The Plovdiv Appellate Court has overturned the ruling of the Plovdiv Regional Court to annul the two increases of the capital of the International Plovdiv Fair company and to return the majority stake in the Fair to the State.
The latest development came after the Fair's owner, Georgi Gergov, appealed the decision of the Regional Court.
According to the Appellate Court in Bulgaria's second largest city, the two increases of the capital, making Gergov's company "Puldin Tourinvest" owner of the Fair, were made legally.
The Appellate Court rule, however, is not final and can be appealed with the Supreme Court of Cassations.

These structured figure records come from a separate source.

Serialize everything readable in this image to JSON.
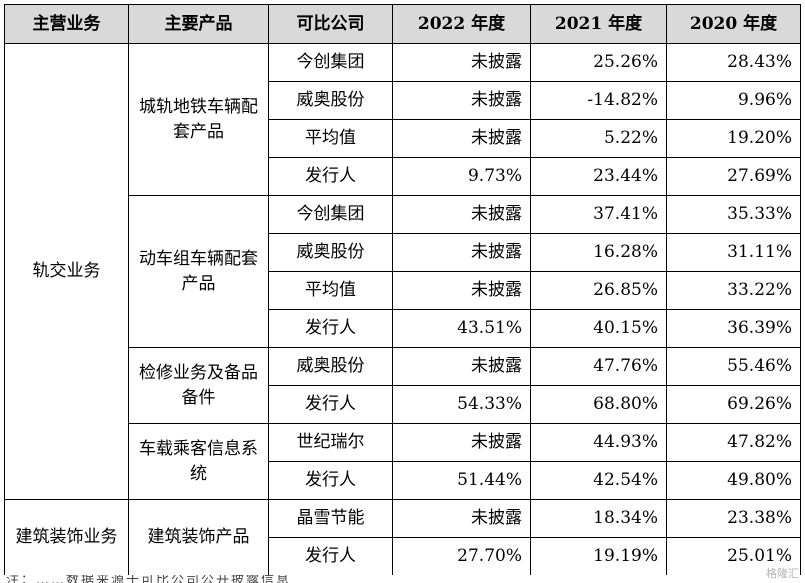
{
  "table": {
    "headers": [
      "主营业务",
      "主要产品",
      "可比公司",
      "2022 年度",
      "2021 年度",
      "2020 年度"
    ],
    "segments": [
      {
        "name": "轨交业务",
        "products": [
          {
            "name": "城轨地铁车辆配套产品",
            "rows": [
              {
                "company": "今创集团",
                "y2022": "未披露",
                "y2021": "25.26%",
                "y2020": "28.43%"
              },
              {
                "company": "威奥股份",
                "y2022": "未披露",
                "y2021": "-14.82%",
                "y2020": "9.96%"
              },
              {
                "company": "平均值",
                "y2022": "未披露",
                "y2021": "5.22%",
                "y2020": "19.20%"
              },
              {
                "company": "发行人",
                "y2022": "9.73%",
                "y2021": "23.44%",
                "y2020": "27.69%"
              }
            ]
          },
          {
            "name": "动车组车辆配套产品",
            "rows": [
              {
                "company": "今创集团",
                "y2022": "未披露",
                "y2021": "37.41%",
                "y2020": "35.33%"
              },
              {
                "company": "威奥股份",
                "y2022": "未披露",
                "y2021": "16.28%",
                "y2020": "31.11%"
              },
              {
                "company": "平均值",
                "y2022": "未披露",
                "y2021": "26.85%",
                "y2020": "33.22%"
              },
              {
                "company": "发行人",
                "y2022": "43.51%",
                "y2021": "40.15%",
                "y2020": "36.39%"
              }
            ]
          },
          {
            "name": "检修业务及备品备件",
            "rows": [
              {
                "company": "威奥股份",
                "y2022": "未披露",
                "y2021": "47.76%",
                "y2020": "55.46%"
              },
              {
                "company": "发行人",
                "y2022": "54.33%",
                "y2021": "68.80%",
                "y2020": "69.26%"
              }
            ]
          },
          {
            "name": "车载乘客信息系统",
            "rows": [
              {
                "company": "世纪瑞尔",
                "y2022": "未披露",
                "y2021": "44.93%",
                "y2020": "47.82%"
              },
              {
                "company": "发行人",
                "y2022": "51.44%",
                "y2021": "42.54%",
                "y2020": "49.80%"
              }
            ]
          }
        ]
      },
      {
        "name": "建筑装饰业务",
        "products": [
          {
            "name": "建筑装饰产品",
            "rows": [
              {
                "company": "晶雪节能",
                "y2022": "未披露",
                "y2021": "18.34%",
                "y2020": "23.38%"
              },
              {
                "company": "发行人",
                "y2022": "27.70%",
                "y2021": "19.19%",
                "y2020": "25.01%"
              }
            ]
          }
        ]
      }
    ]
  },
  "footer": {
    "cut_text": "注：……数据来源于可比公司公开披露信息"
  },
  "watermark": "格隆汇"
}
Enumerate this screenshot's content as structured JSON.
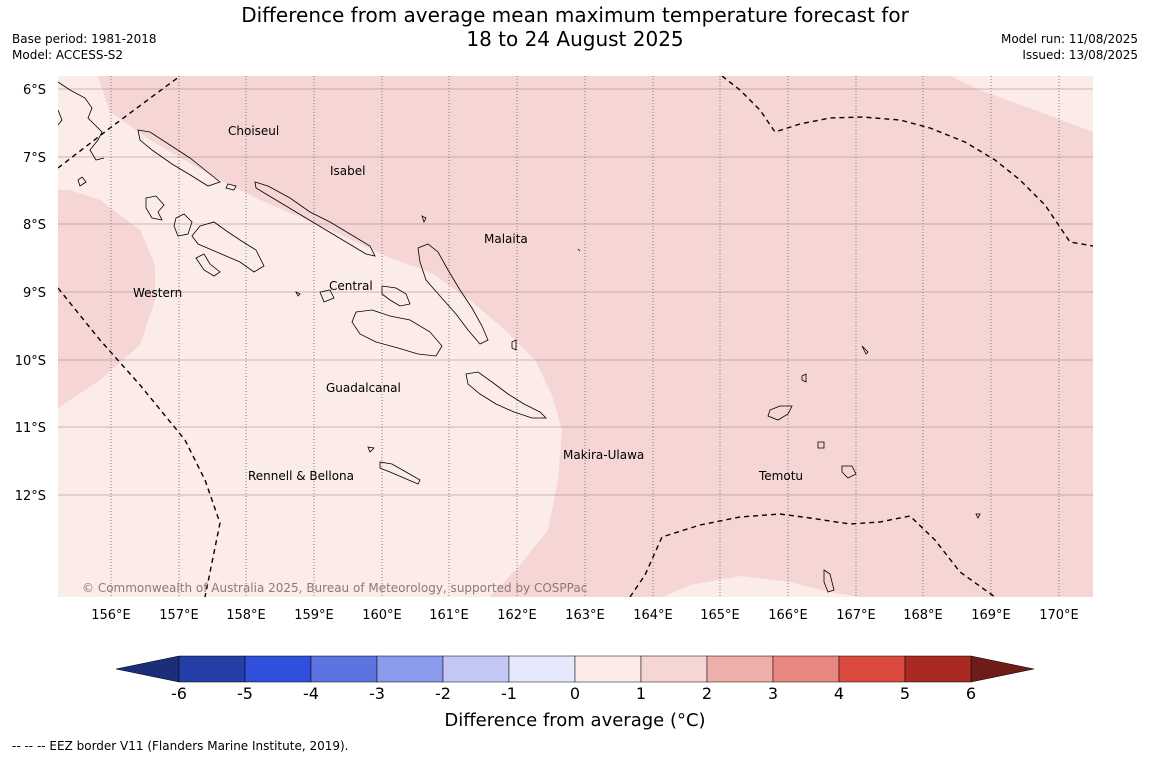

The two capital increases were made in 2006 and 2007, reducing the State's stake below 50% and making the municipal-private company "Puldin Tourinvest" a majority stakeholder. In 2008, Gergov acquired the majority share package of the company, which was not slated for privatization, by purchasing them from restitution owners.
At the time, Gergov immediately replaced the Fair's management, appointing close associates to key posts under the approving eye of the former, Socialist-led Three-Way Coalition cabinet.
Soon after the cabinet of the Citizens for European Development of Bulgaria (GERB) party came into power, Economy and Energy Minister, Traicho Traikov, declared he would return the ownership of the Plovdiv Fair back to the State. The first idea was to increase the capital, but the move could not be carried out without the agreement of "Puldin Tourinvest."
In April 2010, Traikov submitted the case with the Court after a probe of the deal involving the Fair revealed a number of violations of the trade and privatization laws.
At the end of January, 2011, the Regional Court magistrates made their judgment on the grounds that at the time of the first increase of the capital, the company was no longer a property belonging solely to the State, but a shareholder association thus then Economy Minister, Rumen Ovcharov (from the Bulgarian Socialist Party) did not have the authority to make a single-handed decision about the increase.
In addition, according to the Privatization and Post-privatization Control Act, the reduction of the State capital needed the agreement of the Privatization Agency. The Court had been unable to find such agreement in the documentation of the case, making the capital increase a "hidden" privatization.